Everyone in my family smokes weed. After dinner, every weekend, my dad sneaks out the back door seemingly just to pace around the yard and admire our garden. On holidays, my older brother drives up from Maryland with joints hidden in Ziploc bags of dog food, and whenever I go home, my little brother and I crouch behind the shed at night and smoke a fraternal bowl together in secret. By around 11 o’clock on Friday, everyone is completely stoned at my house.

It’s become an unspoken ritual, a family bond, something of an in-joke that everyone still avoids speaking about directly. Whenever marijuana legalization is brought up in political discussion or whenever anyone so much as mentions the state of Colorado, everyone in my family perks their heads up and for a few seconds we all share a bright eyed, thin-lipped smile that says, “oh yeah, we know.”

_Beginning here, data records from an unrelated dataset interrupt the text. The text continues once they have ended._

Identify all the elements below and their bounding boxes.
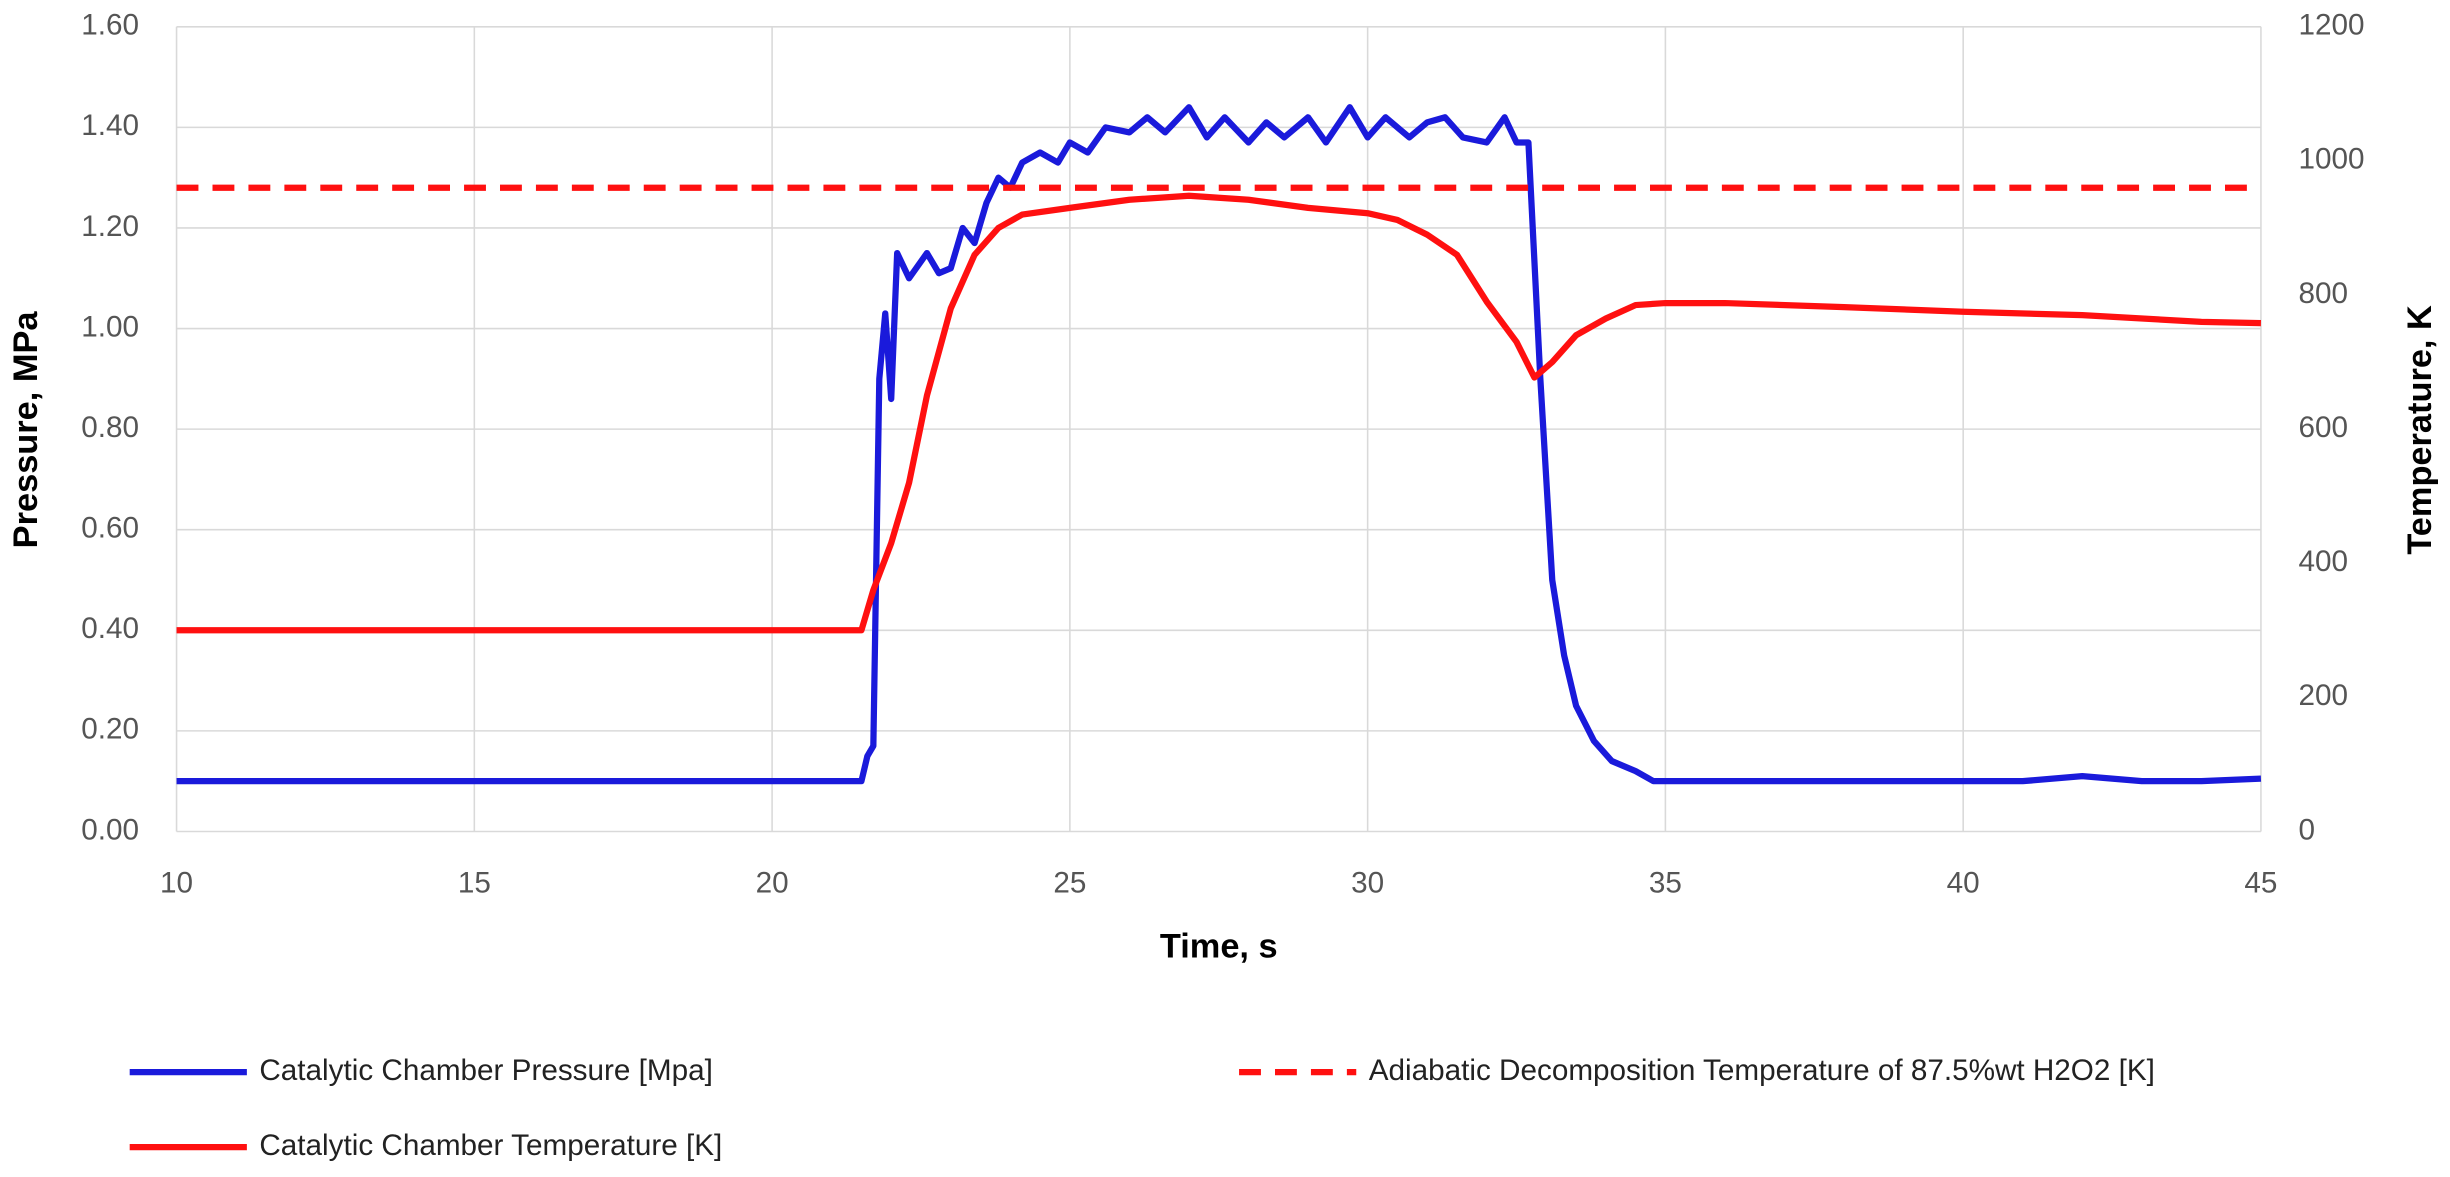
y2-tick-label: 0 [2298,813,2315,846]
y2-axis-title: Temperature, K [2401,305,2439,555]
legend-label: Adiabatic Decomposition Temperature of 8… [1369,1054,2155,1087]
y2-tick-label: 800 [2298,277,2348,310]
y2-tick-label: 1200 [2298,9,2364,42]
y2-tick-label: 1000 [2298,143,2364,176]
x-tick-label: 45 [2244,866,2277,899]
legend-label: Catalytic Chamber Temperature [K] [259,1129,722,1162]
y-tick-label: 0.60 [81,512,139,545]
x-tick-label: 15 [458,866,491,899]
y-tick-label: 0.00 [81,813,139,846]
x-tick-label: 20 [756,866,789,899]
y-tick-label: 0.40 [81,612,139,645]
x-tick-label: 40 [1947,866,1980,899]
y2-tick-label: 600 [2298,411,2348,444]
y-tick-label: 1.40 [81,109,139,142]
x-tick-label: 30 [1351,866,1384,899]
y2-tick-label: 400 [2298,545,2348,578]
y-tick-label: 1.20 [81,210,139,243]
x-tick-label: 25 [1053,866,1086,899]
series-line [176,104,2262,785]
y-tick-label: 0.20 [81,713,139,746]
legend-label: Catalytic Chamber Pressure [Mpa] [259,1054,712,1087]
x-tick-label: 10 [160,866,193,899]
x-axis-title: Time, s [1160,928,1278,966]
y-tick-label: 0.80 [81,411,139,444]
series-line [176,192,2262,634]
y2-tick-label: 200 [2298,679,2348,712]
y-tick-label: 1.60 [81,9,139,42]
y-axis-title: Pressure, MPa [7,311,45,549]
x-tick-label: 35 [1649,866,1682,899]
y-tick-label: 1.00 [81,310,139,343]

We’re reaching a moment in American history when the federal prohibition of recreational marijuana will be lifted (knock on wood). At the very least, the “What if?” scenario of legally smoking weed is becoming enough of a reality that people are for the first time imagining what that will really look like. Soon, all the secrecy and guilt enmeshed in getting high will start to feel ridiculous. When weed is every bit as legal as wine, why bother hiding?

I imagine that soon enough my family will stop being concerned about our mutual awareness of our drug habits. Whatever taboo is left at this point comes from the fact that we’re all still doing “illegal” things. But once that’s gone, what’s left to feel bad about? What’s to stop us all from enjoying a couple bong rips together before gathering in front of the fire and watching a christmas movie? Thanksgiving dinners, along with red wine and beer, will come with little trays of artfully selected joints of Sour Diesel and Lemon Haze, and fireworks won’t be the only things getting lit on Fourth of July.

 
It’s almost too weird to imagine being real. All those adolescent years walking on eggshells, hiding my weed in coffee tins and balled up socks. I have friends whose entire lives were ruined in high school because they got caught with a dime in their pocket. But why? We’ve been taught for so long that the act of smoking marijuana is morally wrong that once the law finally catches up with its citizens, there’s going to be a radical attitude change. One day I’m a criminal and the next I’m…what? A normal adult? Getting high with his mother, father, and siblings as happy, healthy, law-abiding citizens of the United States of America? This truly is, as Halsey puts it, “the new Americana”. I’ll pay my taxes, kiss my children goodnight, and smoke a fat one with the neighbors. God bless.